Tür dizilerinin Arap televizyonlarında gösterilmesi eskisine göre azaldı ama sürüyor. Kültürel etkinin önemli bileşenlerinden birisi olan dilin yaygınlaşması, Güney Kürdistan dışında gerçekleşmedi. Kürtçeye önem veriliyor ve yeterince olmasa da bu dilde eğitim yapılıyor. Bu durum Türkçeyi geriletmedi, tersine yaygınlaştırdı bile denilebilir, özellikle Güney Kürdistan’da…

Askeri olarak bakıldığında Türkiye’nin durumu eskisine göre daha geridedir. AKP dönemi, içerde olduğu gibi dışarıda da ordunun ön planda görünmediği bir dönemdir. Ordunun yerini içerde polis almıştır.

AKP’nin Ortadoğu’daki etkinliği zayıfladı, ama buradan neredeyse ortadan kalktı gibi bir sonuca varmak yanlış olur. Bizde politik tahliller kişilerin istek ve psikolojik durumlarına göre yapıldığı için böylesi değerlendirmelere rastlanabiliyor. Ne ki, bunlar gerçek değildir.

AKP’nin çapsızlığını unutarak aşırı ihtiraslı davranması, ABD’den bile daha pervasız hareket etmesi ona kaybettirdi. ABD hatasından öğreniyor ve politikasını ona göre ayarlıyor, Türkiye daha geç öğreniyor.

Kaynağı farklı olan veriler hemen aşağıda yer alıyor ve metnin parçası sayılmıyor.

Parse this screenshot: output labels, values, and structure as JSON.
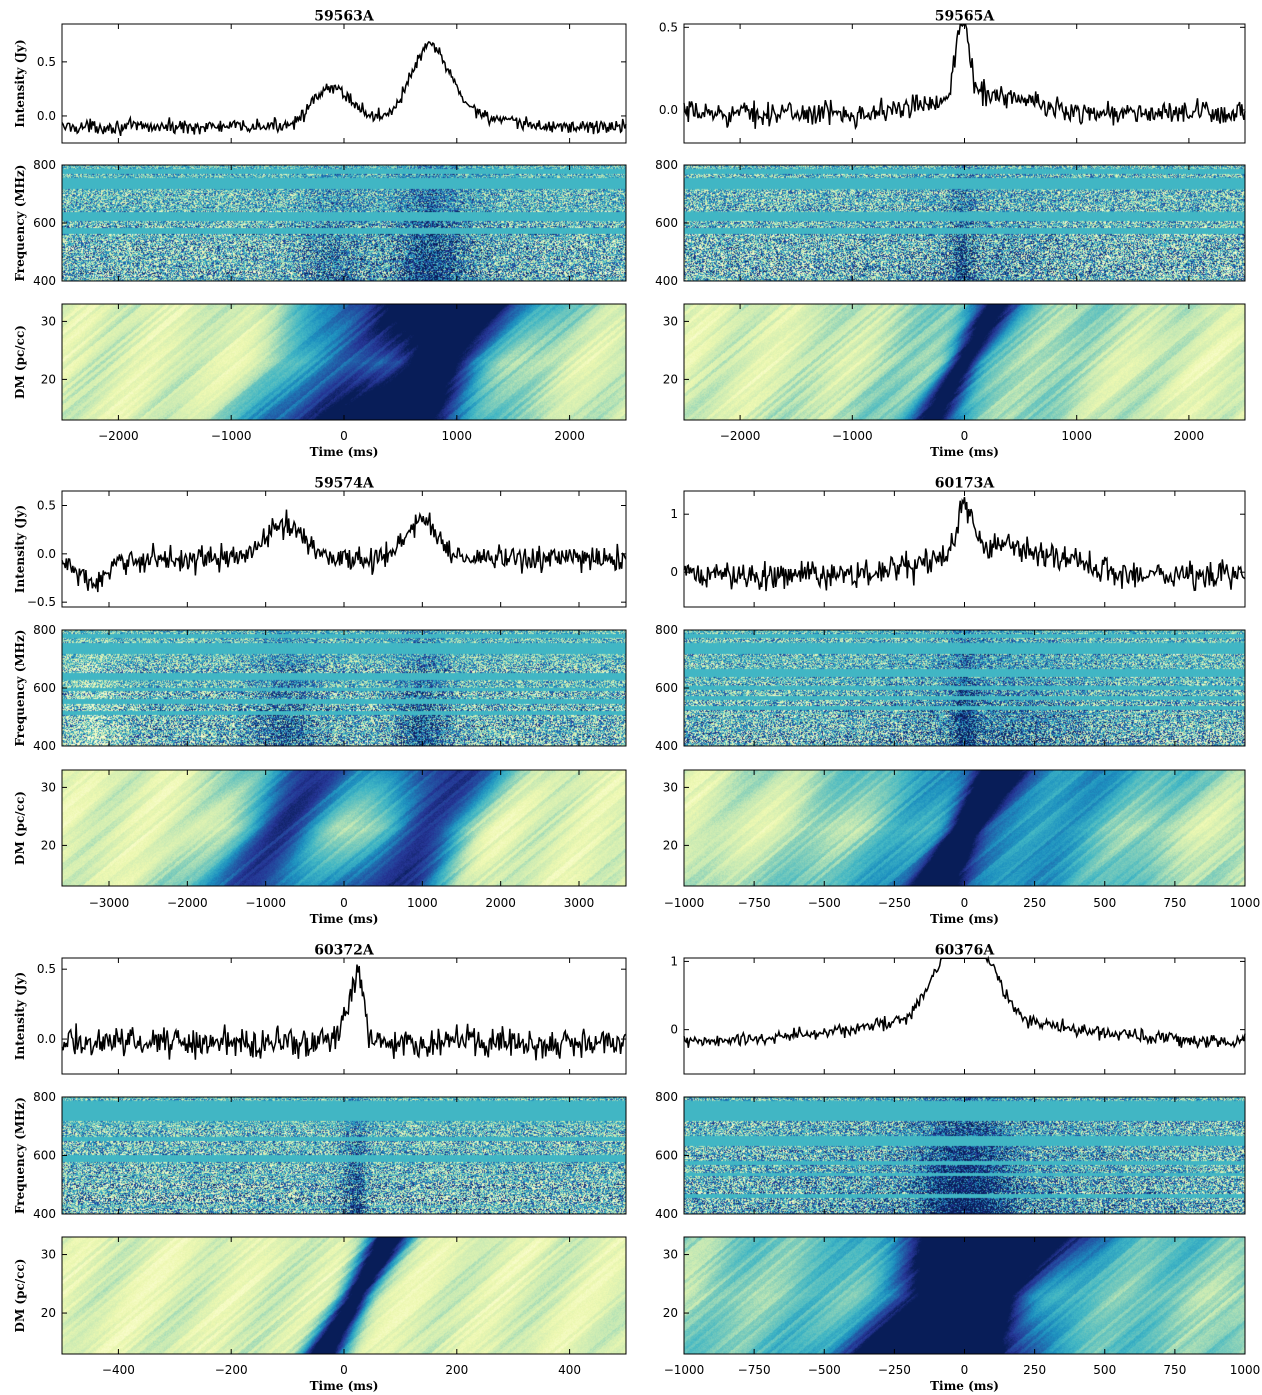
{
  "chart_data": [
    {
      "type": "line",
      "title": "59563A",
      "intensity": {
        "ylabel": "Intensity (Jy)",
        "yticks": [
          "0.0",
          "0.5"
        ],
        "yticks_values": [
          0.0,
          0.5
        ],
        "ylim": [
          -0.25,
          0.85
        ],
        "baseline": -0.1,
        "noise": 0.045,
        "components": [
          {
            "center": -100,
            "amp": 0.35,
            "width": 180
          },
          {
            "center": 760,
            "amp": 0.55,
            "width": 160
          },
          {
            "center": 850,
            "amp": 0.2,
            "width": 350
          }
        ]
      },
      "spectrogram": {
        "ylabel": "Frequency (MHz)",
        "yticks": [
          "400",
          "600",
          "800"
        ],
        "ylim": [
          400,
          800
        ],
        "masked_bands_mhz": [
          [
            770,
            785
          ],
          [
            720,
            755
          ],
          [
            610,
            635
          ],
          [
            565,
            580
          ]
        ]
      },
      "dm": {
        "ylabel": "DM (pc/cc)",
        "yticks": [
          "20",
          "30"
        ],
        "ylim": [
          13,
          33
        ]
      },
      "xlabel": "Time (ms)",
      "xticks": [
        "−2000",
        "−1000",
        "0",
        "1000",
        "2000"
      ],
      "xticks_values": [
        -2000,
        -1000,
        0,
        1000,
        2000
      ],
      "xlim": [
        -2500,
        2500
      ]
    },
    {
      "type": "line",
      "title": "59565A",
      "intensity": {
        "ylabel": "",
        "yticks": [
          "0.0",
          "0.5"
        ],
        "yticks_values": [
          0.0,
          0.5
        ],
        "ylim": [
          -0.2,
          0.52
        ],
        "baseline": -0.02,
        "noise": 0.05,
        "components": [
          {
            "center": -20,
            "amp": 0.45,
            "width": 60
          },
          {
            "center": 150,
            "amp": 0.12,
            "width": 400
          }
        ]
      },
      "spectrogram": {
        "ylabel": "",
        "yticks": [
          "400",
          "600",
          "800"
        ],
        "ylim": [
          400,
          800
        ],
        "masked_bands_mhz": [
          [
            770,
            785
          ],
          [
            720,
            755
          ],
          [
            610,
            635
          ],
          [
            565,
            580
          ]
        ]
      },
      "dm": {
        "ylabel": "",
        "yticks": [
          "20",
          "30"
        ],
        "ylim": [
          13,
          33
        ]
      },
      "xlabel": "",
      "xticks": [
        "−2000",
        "−1000",
        "0",
        "1000",
        "2000"
      ],
      "xticks_values": [
        -2000,
        -1000,
        0,
        1000,
        2000
      ],
      "xlim": [
        -2500,
        2500
      ]
    },
    {
      "type": "line",
      "title": "59574A",
      "intensity": {
        "ylabel": "Intensity (Jy)",
        "yticks": [
          "−0.5",
          "0.0",
          "0.5"
        ],
        "yticks_values": [
          -0.5,
          0.0,
          0.5
        ],
        "ylim": [
          -0.55,
          0.65
        ],
        "baseline": -0.05,
        "noise": 0.09,
        "components": [
          {
            "center": -750,
            "amp": 0.35,
            "width": 250
          },
          {
            "center": 1000,
            "amp": 0.4,
            "width": 200
          },
          {
            "center": -3200,
            "amp": -0.25,
            "width": 200
          }
        ]
      },
      "spectrogram": {
        "ylabel": "Frequency (MHz)",
        "yticks": [
          "400",
          "600",
          "800"
        ],
        "ylim": [
          400,
          800
        ],
        "masked_bands_mhz": [
          [
            775,
            785
          ],
          [
            720,
            755
          ],
          [
            630,
            650
          ],
          [
            590,
            600
          ],
          [
            545,
            560
          ],
          [
            510,
            520
          ]
        ]
      },
      "dm": {
        "ylabel": "DM (pc/cc)",
        "yticks": [
          "20",
          "30"
        ],
        "ylim": [
          13,
          33
        ]
      },
      "xlabel": "Time (ms)",
      "xticks": [
        "−3000",
        "−2000",
        "−1000",
        "0",
        "1000",
        "2000",
        "3000"
      ],
      "xticks_values": [
        -3000,
        -2000,
        -1000,
        0,
        1000,
        2000,
        3000
      ],
      "xlim": [
        -3600,
        3600
      ]
    },
    {
      "type": "line",
      "title": "60173A",
      "intensity": {
        "ylabel": "",
        "yticks": [
          "0",
          "1"
        ],
        "yticks_values": [
          0,
          1
        ],
        "ylim": [
          -0.6,
          1.4
        ],
        "baseline": -0.05,
        "noise": 0.17,
        "components": [
          {
            "center": 0,
            "amp": 0.8,
            "width": 25
          },
          {
            "center": 120,
            "amp": 0.5,
            "width": 200
          }
        ]
      },
      "spectrogram": {
        "ylabel": "",
        "yticks": [
          "400",
          "600",
          "800"
        ],
        "ylim": [
          400,
          800
        ],
        "masked_bands_mhz": [
          [
            775,
            785
          ],
          [
            720,
            755
          ],
          [
            640,
            665
          ],
          [
            595,
            605
          ],
          [
            560,
            570
          ],
          [
            525,
            535
          ]
        ]
      },
      "dm": {
        "ylabel": "",
        "yticks": [
          "20",
          "30"
        ],
        "ylim": [
          13,
          33
        ]
      },
      "xlabel": "Time (ms)",
      "xticks": [
        "−1000",
        "−750",
        "−500",
        "−250",
        "0",
        "250",
        "500",
        "750",
        "1000"
      ],
      "xticks_values": [
        -1000,
        -750,
        -500,
        -250,
        0,
        250,
        500,
        750,
        1000
      ],
      "xlim": [
        -1000,
        1000
      ]
    },
    {
      "type": "line",
      "title": "60372A",
      "intensity": {
        "ylabel": "Intensity (Jy)",
        "yticks": [
          "0.0",
          "0.5"
        ],
        "yticks_values": [
          0.0,
          0.5
        ],
        "ylim": [
          -0.25,
          0.58
        ],
        "baseline": -0.02,
        "noise": 0.075,
        "components": [
          {
            "center": 25,
            "amp": 0.45,
            "width": 10
          },
          {
            "center": 5,
            "amp": 0.2,
            "width": 10
          }
        ]
      },
      "spectrogram": {
        "ylabel": "Frequency (MHz)",
        "yticks": [
          "400",
          "600",
          "800"
        ],
        "ylim": [
          400,
          800
        ],
        "masked_bands_mhz": [
          [
            720,
            785
          ],
          [
            650,
            660
          ],
          [
            580,
            600
          ]
        ]
      },
      "dm": {
        "ylabel": "DM (pc/cc)",
        "yticks": [
          "20",
          "30"
        ],
        "ylim": [
          13,
          33
        ]
      },
      "xlabel": "Time (ms)",
      "xticks": [
        "−400",
        "−200",
        "0",
        "200",
        "400"
      ],
      "xticks_values": [
        -400,
        -200,
        0,
        200,
        400
      ],
      "xlim": [
        -500,
        500
      ]
    },
    {
      "type": "line",
      "title": "60376A",
      "intensity": {
        "ylabel": "",
        "yticks": [
          "0",
          "1"
        ],
        "yticks_values": [
          0,
          1
        ],
        "ylim": [
          -0.65,
          1.05
        ],
        "baseline": -0.2,
        "noise": 0.07,
        "components": [
          {
            "center": -60,
            "amp": 0.85,
            "width": 70
          },
          {
            "center": 60,
            "amp": 0.85,
            "width": 70
          },
          {
            "center": 0,
            "amp": 0.35,
            "width": 400
          }
        ]
      },
      "spectrogram": {
        "ylabel": "",
        "yticks": [
          "400",
          "600",
          "800"
        ],
        "ylim": [
          400,
          800
        ],
        "masked_bands_mhz": [
          [
            720,
            785
          ],
          [
            635,
            665
          ],
          [
            570,
            580
          ],
          [
            530,
            540
          ],
          [
            455,
            465
          ]
        ]
      },
      "dm": {
        "ylabel": "",
        "yticks": [
          "20",
          "30"
        ],
        "ylim": [
          13,
          33
        ]
      },
      "xlabel": "Time (ms)",
      "xticks": [
        "−1000",
        "−750",
        "−500",
        "−250",
        "0",
        "250",
        "500",
        "750",
        "1000"
      ],
      "xticks_values": [
        -1000,
        -750,
        -500,
        -250,
        0,
        250,
        500,
        750,
        1000
      ],
      "xlim": [
        -1000,
        1000
      ]
    }
  ],
  "colors": {
    "line": "#000000",
    "mask": "#41b6c4",
    "cmap": [
      "#ffffd9",
      "#edf8b1",
      "#c7e9b4",
      "#7fcdbb",
      "#41b6c4",
      "#1d91c0",
      "#225ea8",
      "#253494",
      "#081d58"
    ]
  }
}
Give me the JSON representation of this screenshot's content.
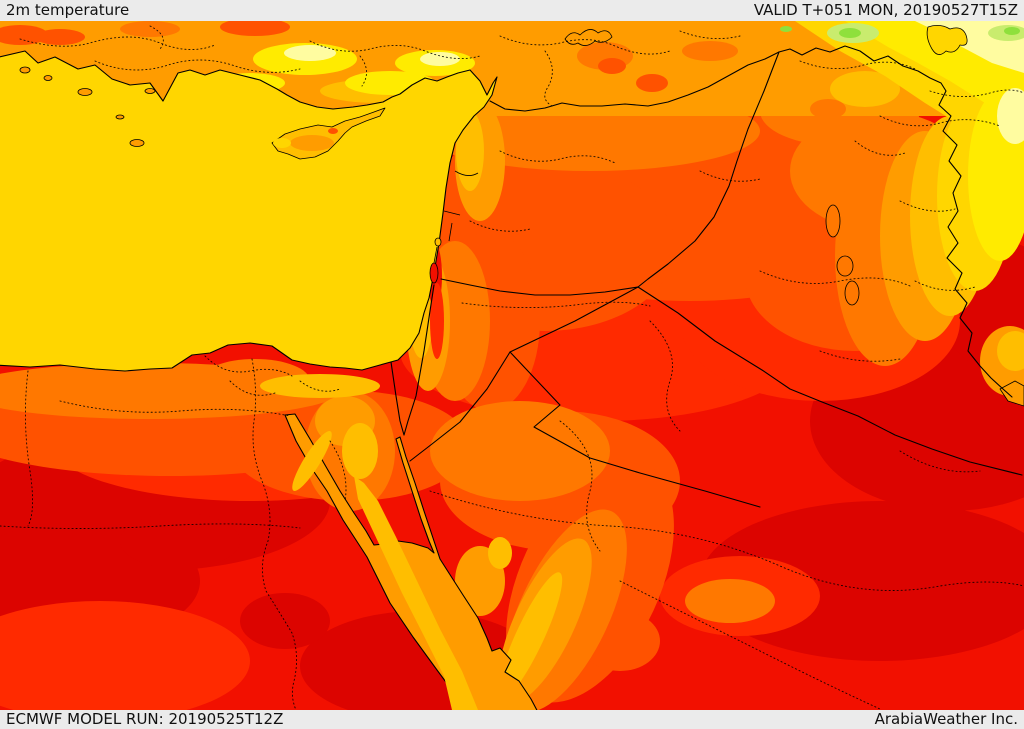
{
  "header": {
    "title": "2m temperature",
    "valid_label": "VALID T+051 MON, 20190527T15Z"
  },
  "footer": {
    "model_run_label": "ECMWF MODEL RUN: 20190525T12Z",
    "credit_label": "ArabiaWeather Inc."
  },
  "palette": {
    "sea_gold": "#FFD600",
    "pale_yellow": "#FFFCA0",
    "yellow": "#FFEB00",
    "gold": "#FFD600",
    "amber": "#FFBE00",
    "orange": "#FF9C00",
    "deep_orange": "#FF7800",
    "orange_red": "#FF5200",
    "red_orange": "#FF2A00",
    "red": "#F21000",
    "dark_red": "#DC0400",
    "bright_green": "#8FE03C",
    "pale_green": "#C9EC6E",
    "border_line": "#000000",
    "bar_bg": "#EBEBEB",
    "bar_text": "#111111"
  }
}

Arap ülkelerinde ılımlı İslam sayılan Müslüman Kardeşler’i desteklemenin kaçınılmaz olarak El Kaide ve benzeri örgütlerin güçlenmesine yol açacağı görüldü. Arap ülkelerinde İslamiyet Türkiye’ye göre daha fazla topluma nüfuz etmiş durumdadır. Bu nedenle bu tür örgütlerin gelişmesi için zemin daha elverişlidir. ABD bunu gördü, Türkiye göremedi ve Müslüman Kardeşler’i desteklemeyi sürdürdü. Bunun da bedeli bu örgütün Tunus’taki seçimi kaybetmesi, Mısır’da iktidardan uzaklaştırılması ve İslam Devleti, El Kaide türevleri gibi örgütlerin güçlenmesiyle birlikte açık başarısızlık oldu.

Ortadoğu gibi kaygan bir bölgede, yumurtaları aynı sepete koyup tek yönlü politika izlemek başarısızlıktan başka sonuç vermez. Ortadoğu’da konumlar sürekli değişir, sözler tutulmamak için verilir, dost ve düşman sürekli yer değiştirir. Bu kadar kaygan bir zeminde birkaç yönlü politika izleneniz, kimseye kesin angaje olmamanız gerekir…

AKP sıkı Müslüman ama Ortadoğu’yu anlayamamış, daha öğrenmesi gerekenler bulunuyor.

Buradan Kobani’ye geçeceğim…

AKP’nin Kobani’ye yönelik politikası başarısız oldu, ama hepsi bu kadar mı?

Ve buradan hareketle AKP’nin Ortadoğu’da etkisinin kalmadığını söylemek sadece yanılgı olur.